Kembali pada pembicaraan awal, kita menyadari bahwa wabah Covid-19 merupakan situasi yang terjadi di luar kendali manusia, dan sangat membahayakan kesehatan.
Dengan demikian seruan MUI ataupun Muhammadiyah merupakan respon yang transformatif tanpa menghilangkan aspek kesinambungan dari aturan yang ada.
Seruan itu memang “mengandung” tradisi baru dalam melaksanakan sholat Idul Fitri, seperti diperbolehkan jumlah jamaah yang sangat terbatas, tanpa khutbah setelah shalat, pelaksanaan di rumah, bahkan diperbolehkan tidak melaksanakannya.
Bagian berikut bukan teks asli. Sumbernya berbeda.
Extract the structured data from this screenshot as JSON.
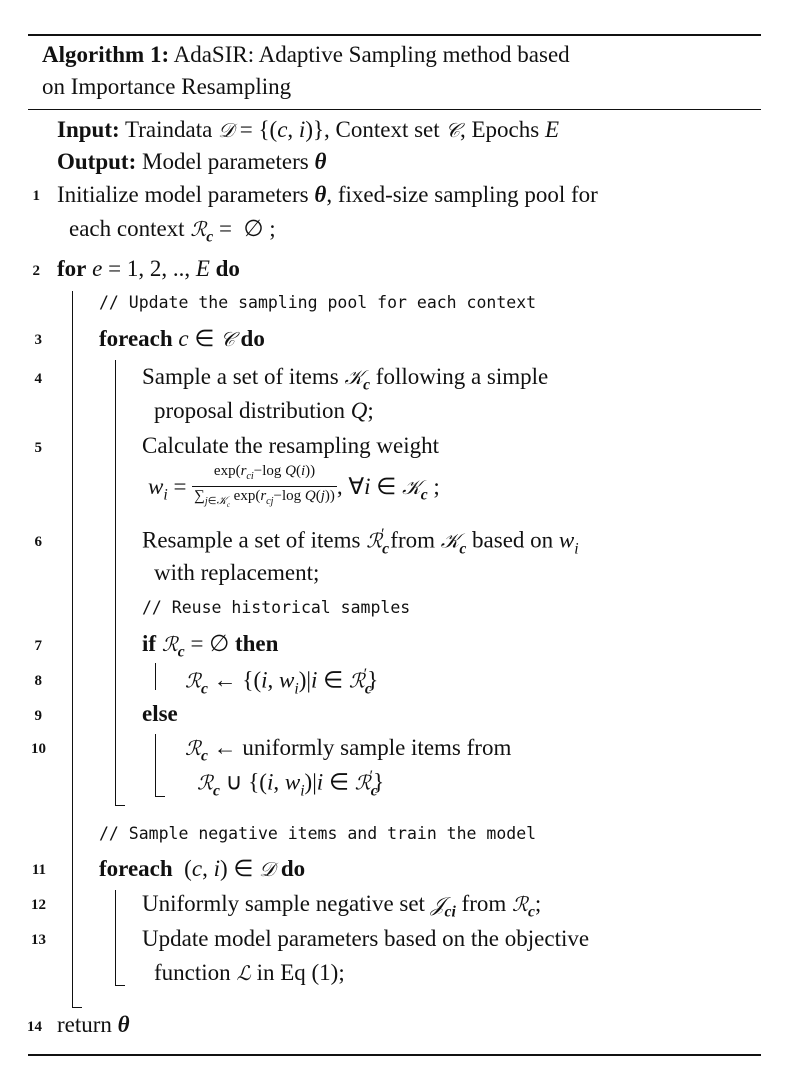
{
  "algorithm": {
    "label": "Algorithm 1:",
    "title_line1": "AdaSIR: Adaptive Sampling method based",
    "title_line2": "on Importance Resampling"
  },
  "io": {
    "input_kw": "Input:",
    "input_text": "Traindata 𝒟 = {(c, i)}, Context set 𝒞, Epochs E",
    "output_kw": "Output:",
    "output_text": "Model parameters θ"
  },
  "lines": [
    {
      "num": "1",
      "text": "Initialize model parameters θ, fixed-size sampling pool for"
    },
    {
      "num": "",
      "text": "each context ℛc = ∅ ;"
    },
    {
      "num": "2",
      "text": "for e = 1, 2, .., E do"
    },
    {
      "num": "",
      "text": "// Update the sampling pool for each context"
    },
    {
      "num": "3",
      "text": "foreach c ∈ 𝒞 do"
    },
    {
      "num": "4",
      "text": "Sample a set of items 𝒦c following a simple"
    },
    {
      "num": "",
      "text": "proposal distribution Q;"
    },
    {
      "num": "5",
      "text": "Calculate the resampling weight"
    },
    {
      "num": "",
      "text": "wi = exp(rci − log Q(i)) / ∑j∈𝒦c exp(rcj − log Q(j)), ∀i ∈ 𝒦c ;"
    },
    {
      "num": "6",
      "text": "Resample a set of items ℛ′c from 𝒦c based on wi"
    },
    {
      "num": "",
      "text": "with replacement;"
    },
    {
      "num": "",
      "text": "// Reuse historical samples"
    },
    {
      "num": "7",
      "text": "if ℛc = ∅ then"
    },
    {
      "num": "8",
      "text": "ℛc ← {(i, wi)|i ∈ ℛ′c}"
    },
    {
      "num": "9",
      "text": "else"
    },
    {
      "num": "10",
      "text": "ℛc ← uniformly sample items from"
    },
    {
      "num": "",
      "text": "ℛc ∪ {(i, wi)|i ∈ ℛ′c}"
    },
    {
      "num": "",
      "text": "// Sample negative items and train the model"
    },
    {
      "num": "11",
      "text": "foreach (c, i) ∈ 𝒟 do"
    },
    {
      "num": "12",
      "text": "Uniformly sample negative set 𝒥ci from ℛc;"
    },
    {
      "num": "13",
      "text": "Update model parameters based on the objective"
    },
    {
      "num": "",
      "text": "function ℒ in Eq (1);"
    },
    {
      "num": "14",
      "text": "return θ"
    }
  ]
}
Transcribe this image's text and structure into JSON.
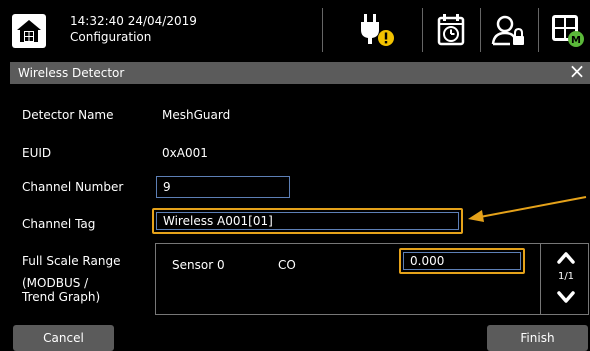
{
  "header": {
    "datetime": "14:32:40 24/04/2019",
    "screen_title": "Configuration"
  },
  "icons": {
    "home": "home-icon",
    "power_warning": "power-plug-warning-icon",
    "calendar": "calendar-clock-icon",
    "user_lock": "user-lock-icon",
    "menu_grid": "grid-menu-icon"
  },
  "colors": {
    "highlight": "#e5a21a",
    "input_border": "#5d7fb5",
    "titlebar": "#5b5b5b",
    "warning": "#f2c200",
    "status_green": "#5bb83a"
  },
  "dialog": {
    "title": "Wireless Detector",
    "close_label": "×",
    "detector_name_label": "Detector Name",
    "detector_name_value": "MeshGuard",
    "euid_label": "EUID",
    "euid_value": "0xA001",
    "channel_number_label": "Channel Number",
    "channel_number_value": "9",
    "channel_tag_label": "Channel Tag",
    "channel_tag_value": "Wireless A001[01]",
    "full_scale_label": "Full Scale Range",
    "full_scale_sub1": "(MODBUS /",
    "full_scale_sub2": "Trend Graph)",
    "sensor_label": "Sensor 0",
    "sensor_gas": "CO",
    "sensor_value": "0.000",
    "page_indicator": "1/1",
    "cancel_label": "Cancel",
    "finish_label": "Finish"
  }
}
Namun, semua itu bukan dimaksudkan mengubah aturan begitu saja, tetapi semua itu terkait dengan konteks sosial yang ada.
Kelonggaran-kelonggaran seperti itu sekilas bertentangan dengan “aturan baku” yang selama kita dipegangi. Namun, sikap kita untuk tetap waspada dengan itikad baik melaksanakan seruan itu bukan sesuatu yang bertentangan dengan aturan.
Kalau merujuk pada pandangan Ismail al-Faruqi, sikap kita ini mencerminkan kesadaran kauniyah (relasi kita dengan alam) dan kesadaran tarikhiyah (relasi kita dengan konteks sosial), di samping kesadaran qauliyah (ketaatan kita terhadap teks agama).
Kesadaran kauniyah menjelma dalam diri kita sebagai kesadaran akan temuan-temuan sains tentang bahaya Covid-19 bagi kesehatan kita, demikian pula kesadaran tarikhiyah yang terlihat pada respons kita terhadap seluruh dampak sosial dari Covid-19 yang begitu luas.
Oleh karena itu, ijtihad pemimpin umat Islam di Indonesia dalam pelaksanaan sholat Idul Fitri di rumah merupakan sebuah kesadaran baru agar semakin responsif terhadap perkembangan zaman.
Seandainya kita tetap kukuh pada kesadaran qouliyah saja dengan memegangi aturan yang selama ini ada, kita akan menghadapi situasi yang lebih rumit.
Selanjutnya, kita akan berada pada posisi yang semua orang menuduh kita sebagai agen dari rantai penyebaran Covid-19, dan ini bukan yang kita harapkan.
Sebaliknya, dengan memunculkan kesadaran kauniyah dan tarikhiyah, umat Islam sebagai pilar bangsa Indonesia merupakan agen utama dalam memutus mata rantai penyebaran Covid-19, dan kita akan tetap committed sebagai umat yang membawa rahmat bagi semuanya dengan memupuk subur kesadaran adanya continuity dan change dalam beragama. Wallahu a'lam.